MI SANGRE TAMBIÉN VALE

0 personas han firmado. ¡Ayuda a conseguir 5.000!


Mi nombre es Luis Enrique Piñon Alonso, tengo 24 años y soy de la población de Unión Hidalgo,Oax. El día 22 de mayo del 2019 se me negó la oportunidad de ser donador solo por mi orientación sexual, en el Hospital Dr. Macedonio Benitez Fuentes, ubicado en la Cd. de Juchitán de Zaragoza, donde se habla de "cero discriminación" y "el paraíso muxe".

Ante este acto de discriminación he decidido alzar la voz, ya que no he sido el único caso de este tipo. ¿Cómo es posible que en la actualidad todavía se tenga la idea sesgada que las personas LGBT+ de donar sangre no sea en igualdad de condiciones que las personas heterosexuales?

Los requisitos deberían ser igual para todas las personas, sin importar su orientación sexual. Un donante responsable debe cuidar de su salud sexual y usar preservativo en toda relación sexual para prevenir el VIH y otras enfermedades de transmisión sexual.

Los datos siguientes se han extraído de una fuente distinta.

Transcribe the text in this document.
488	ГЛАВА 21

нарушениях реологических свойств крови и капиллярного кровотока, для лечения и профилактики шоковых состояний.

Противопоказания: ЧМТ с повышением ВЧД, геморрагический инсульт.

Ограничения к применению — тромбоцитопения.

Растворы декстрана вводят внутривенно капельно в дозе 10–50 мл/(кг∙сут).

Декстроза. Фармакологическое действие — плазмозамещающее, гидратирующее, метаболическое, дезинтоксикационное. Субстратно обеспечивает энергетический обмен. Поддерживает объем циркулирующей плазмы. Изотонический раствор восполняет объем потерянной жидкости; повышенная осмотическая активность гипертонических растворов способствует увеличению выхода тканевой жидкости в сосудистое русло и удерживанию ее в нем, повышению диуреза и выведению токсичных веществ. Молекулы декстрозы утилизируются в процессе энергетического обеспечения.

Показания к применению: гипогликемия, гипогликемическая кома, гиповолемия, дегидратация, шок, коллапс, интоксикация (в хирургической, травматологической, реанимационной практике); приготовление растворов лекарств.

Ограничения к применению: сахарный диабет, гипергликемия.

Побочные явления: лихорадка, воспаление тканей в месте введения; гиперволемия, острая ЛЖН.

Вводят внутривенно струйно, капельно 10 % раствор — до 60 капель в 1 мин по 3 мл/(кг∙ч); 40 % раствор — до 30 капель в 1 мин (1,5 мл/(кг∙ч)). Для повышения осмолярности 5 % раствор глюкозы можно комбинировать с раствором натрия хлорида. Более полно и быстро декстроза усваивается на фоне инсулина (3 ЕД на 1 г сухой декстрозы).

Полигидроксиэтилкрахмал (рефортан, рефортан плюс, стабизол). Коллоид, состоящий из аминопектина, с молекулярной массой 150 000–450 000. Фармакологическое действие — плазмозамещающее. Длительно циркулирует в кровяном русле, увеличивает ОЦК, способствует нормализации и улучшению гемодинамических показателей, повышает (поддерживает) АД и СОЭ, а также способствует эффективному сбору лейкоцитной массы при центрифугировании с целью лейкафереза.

La orientación sexual no debe de utilizarse como criterio para la selección del donante, porque eso no representa un riesgo en sí mismo. Lo que representa un riesgo son las CONDUCTAS SEXUALES inadecuadas, como tener múltiples parejas, pero estas pueden ser practicadas tanto por heterosexuales como homosexuales.

El médico que me atendió me dijo que por norma no se podían aceptar la donación de personas homosexuales. 

Me puse a investigar y la Organización Panamericana de la Salud en el 2015 consideró que la orientación sexual no debería ser un criterio para donar sangre. Por otra parte la norma 253 para la donación de sangre no prohibe a homosexuales donar y sustituyó a la redactada en 1993. 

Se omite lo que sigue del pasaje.